Today we celebrate poet, songwriter, singer, and activist Oscar Brown, Jr. Brown was born in 1926 in Chicago, where he grew up. His father was a successful attorney and real estate broker. He had his first singing gig on the radio at age 15; after dropping out of college, he began working as a journalist (including work on the Negro News Front) and dabbling in songwriting. When Mahalia Jackson recorded one of his songs, he began focusing on this career. In the mid-50s he got his next break, working on the black freedom project We Insist – Freedom Now! with Max Roach. He was then signed to Columbia records where he recorded for over a decade, working with other pioneers like Quincy Jones.
Brown wrote the musical Kicks and Co., set on an historically black college campus in the South, dealing with desegregation. The Today show gave him an entire show to present the musical to raise funds for its production. Sadly, funding was insufficient and the show was never mounted. He wrote and produced an other socially conscious musical, Joy, in 1966.
His songs range from standard (but marvelous) love songs like Rags and Old Iron to freedom songs like Afro Blue to soul hits like The Snake (sung by Al Wilson in 1968). Perhaps his best-known song is Work Song, covered by artists ranging from Bobby Darin to Nina Simone (who recorded over a dozen of Brown’s compositions).

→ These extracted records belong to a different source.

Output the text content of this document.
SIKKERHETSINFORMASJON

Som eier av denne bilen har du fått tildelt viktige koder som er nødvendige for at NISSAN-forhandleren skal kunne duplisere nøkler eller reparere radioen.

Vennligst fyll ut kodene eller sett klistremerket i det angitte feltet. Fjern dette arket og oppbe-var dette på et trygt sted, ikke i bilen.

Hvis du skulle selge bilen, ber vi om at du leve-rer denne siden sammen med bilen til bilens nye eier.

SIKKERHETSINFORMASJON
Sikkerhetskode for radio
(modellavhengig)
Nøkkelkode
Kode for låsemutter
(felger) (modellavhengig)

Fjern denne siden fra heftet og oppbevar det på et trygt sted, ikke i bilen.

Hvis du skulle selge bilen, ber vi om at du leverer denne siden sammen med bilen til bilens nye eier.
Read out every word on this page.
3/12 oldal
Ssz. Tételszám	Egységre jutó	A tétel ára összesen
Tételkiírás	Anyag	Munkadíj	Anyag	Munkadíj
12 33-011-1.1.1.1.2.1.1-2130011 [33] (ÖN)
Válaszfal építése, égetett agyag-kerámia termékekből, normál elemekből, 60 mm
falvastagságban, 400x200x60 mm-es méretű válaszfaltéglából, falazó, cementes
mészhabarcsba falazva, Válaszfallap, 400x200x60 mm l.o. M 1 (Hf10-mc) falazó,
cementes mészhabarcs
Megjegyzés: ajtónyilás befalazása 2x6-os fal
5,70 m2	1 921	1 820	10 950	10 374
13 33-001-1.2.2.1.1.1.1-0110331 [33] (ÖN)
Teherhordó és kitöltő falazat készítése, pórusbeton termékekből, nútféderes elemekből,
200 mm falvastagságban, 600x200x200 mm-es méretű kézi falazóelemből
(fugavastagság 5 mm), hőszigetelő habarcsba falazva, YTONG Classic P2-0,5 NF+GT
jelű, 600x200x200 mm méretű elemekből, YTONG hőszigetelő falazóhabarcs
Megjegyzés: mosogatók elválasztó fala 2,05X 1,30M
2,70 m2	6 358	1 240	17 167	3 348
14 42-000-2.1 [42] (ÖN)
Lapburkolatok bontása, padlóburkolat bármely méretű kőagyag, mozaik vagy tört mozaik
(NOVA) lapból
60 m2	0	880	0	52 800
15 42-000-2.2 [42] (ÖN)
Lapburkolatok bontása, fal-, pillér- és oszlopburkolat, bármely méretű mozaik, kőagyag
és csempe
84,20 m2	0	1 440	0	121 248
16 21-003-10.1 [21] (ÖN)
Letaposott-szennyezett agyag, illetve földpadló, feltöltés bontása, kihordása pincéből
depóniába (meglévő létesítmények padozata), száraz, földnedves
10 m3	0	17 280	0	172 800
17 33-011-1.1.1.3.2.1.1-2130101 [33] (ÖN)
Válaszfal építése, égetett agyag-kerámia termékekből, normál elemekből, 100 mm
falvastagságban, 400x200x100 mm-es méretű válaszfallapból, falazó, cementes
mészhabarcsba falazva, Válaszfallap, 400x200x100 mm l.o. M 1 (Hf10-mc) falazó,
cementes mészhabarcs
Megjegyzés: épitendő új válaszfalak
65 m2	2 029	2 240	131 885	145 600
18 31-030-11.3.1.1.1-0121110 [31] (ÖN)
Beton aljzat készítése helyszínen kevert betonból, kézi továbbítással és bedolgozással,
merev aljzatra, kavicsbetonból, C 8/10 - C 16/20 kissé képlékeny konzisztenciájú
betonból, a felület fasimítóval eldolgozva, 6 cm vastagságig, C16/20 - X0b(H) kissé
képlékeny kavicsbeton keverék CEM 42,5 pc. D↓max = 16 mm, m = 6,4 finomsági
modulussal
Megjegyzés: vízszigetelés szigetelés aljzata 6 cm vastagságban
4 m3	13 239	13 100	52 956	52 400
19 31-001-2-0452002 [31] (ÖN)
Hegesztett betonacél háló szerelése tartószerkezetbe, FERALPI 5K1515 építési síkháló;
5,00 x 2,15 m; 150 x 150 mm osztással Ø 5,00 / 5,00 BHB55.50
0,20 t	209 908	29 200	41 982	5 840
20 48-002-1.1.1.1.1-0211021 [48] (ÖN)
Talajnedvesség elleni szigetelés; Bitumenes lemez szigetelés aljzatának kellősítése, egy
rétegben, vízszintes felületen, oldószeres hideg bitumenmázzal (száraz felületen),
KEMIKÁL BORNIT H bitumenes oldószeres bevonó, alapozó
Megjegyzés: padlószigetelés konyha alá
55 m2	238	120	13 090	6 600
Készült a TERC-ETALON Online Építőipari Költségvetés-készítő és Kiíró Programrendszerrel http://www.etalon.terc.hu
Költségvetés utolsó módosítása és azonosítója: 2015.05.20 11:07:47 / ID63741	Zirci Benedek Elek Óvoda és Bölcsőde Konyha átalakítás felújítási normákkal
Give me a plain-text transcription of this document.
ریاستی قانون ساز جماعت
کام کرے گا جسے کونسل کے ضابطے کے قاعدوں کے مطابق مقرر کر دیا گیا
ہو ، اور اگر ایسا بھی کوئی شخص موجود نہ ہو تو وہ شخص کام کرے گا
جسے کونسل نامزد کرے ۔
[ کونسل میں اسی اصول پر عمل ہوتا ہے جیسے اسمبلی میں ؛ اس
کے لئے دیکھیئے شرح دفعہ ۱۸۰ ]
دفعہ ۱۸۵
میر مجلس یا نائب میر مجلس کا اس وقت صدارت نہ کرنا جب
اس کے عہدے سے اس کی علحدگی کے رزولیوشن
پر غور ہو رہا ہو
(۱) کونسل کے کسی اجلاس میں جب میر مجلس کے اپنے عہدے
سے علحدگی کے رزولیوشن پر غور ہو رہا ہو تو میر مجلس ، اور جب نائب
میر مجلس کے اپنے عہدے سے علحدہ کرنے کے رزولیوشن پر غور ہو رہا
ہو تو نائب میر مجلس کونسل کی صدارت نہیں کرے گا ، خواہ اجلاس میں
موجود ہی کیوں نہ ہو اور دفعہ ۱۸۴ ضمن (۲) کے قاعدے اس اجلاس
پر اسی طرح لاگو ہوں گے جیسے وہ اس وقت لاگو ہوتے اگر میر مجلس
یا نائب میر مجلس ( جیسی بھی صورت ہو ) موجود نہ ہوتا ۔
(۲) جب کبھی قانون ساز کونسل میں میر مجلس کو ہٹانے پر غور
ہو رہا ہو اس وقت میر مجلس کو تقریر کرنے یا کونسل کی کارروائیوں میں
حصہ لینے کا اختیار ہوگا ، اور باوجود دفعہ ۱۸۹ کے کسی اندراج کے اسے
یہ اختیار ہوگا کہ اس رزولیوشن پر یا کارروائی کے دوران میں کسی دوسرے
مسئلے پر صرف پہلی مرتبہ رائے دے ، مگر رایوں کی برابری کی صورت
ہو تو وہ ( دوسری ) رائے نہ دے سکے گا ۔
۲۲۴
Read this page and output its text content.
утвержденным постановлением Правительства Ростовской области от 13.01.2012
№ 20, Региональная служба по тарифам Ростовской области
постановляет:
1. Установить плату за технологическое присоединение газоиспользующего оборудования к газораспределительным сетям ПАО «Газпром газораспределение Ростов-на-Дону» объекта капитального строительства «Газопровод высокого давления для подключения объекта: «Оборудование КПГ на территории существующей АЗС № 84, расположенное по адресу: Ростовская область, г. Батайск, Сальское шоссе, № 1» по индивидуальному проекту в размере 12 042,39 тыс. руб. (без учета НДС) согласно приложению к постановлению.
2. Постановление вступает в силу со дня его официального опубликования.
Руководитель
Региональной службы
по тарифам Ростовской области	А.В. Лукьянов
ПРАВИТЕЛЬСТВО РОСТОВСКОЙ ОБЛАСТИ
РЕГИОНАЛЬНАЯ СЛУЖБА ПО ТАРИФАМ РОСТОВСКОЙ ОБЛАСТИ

I commited crime Lord of needing
Crime of being hungry and poor
I left the grocery store man breathing
When they caught me robbing his store
Hold it steady right there while I hit it
Well reckon that ought to get it
Been working and working
but I still got so terribly far to go
Late in his life, Brown founded the Oscar Brown, Jr. HIP (Human Improvement Potential) Legacy Foundation to ensure that his humanitarian interests would carry on after his death. Two years before his death in 2005, he recorded this fascinating interview for Topically Yours. Let us celebrate this hard-working entertainer and activist today.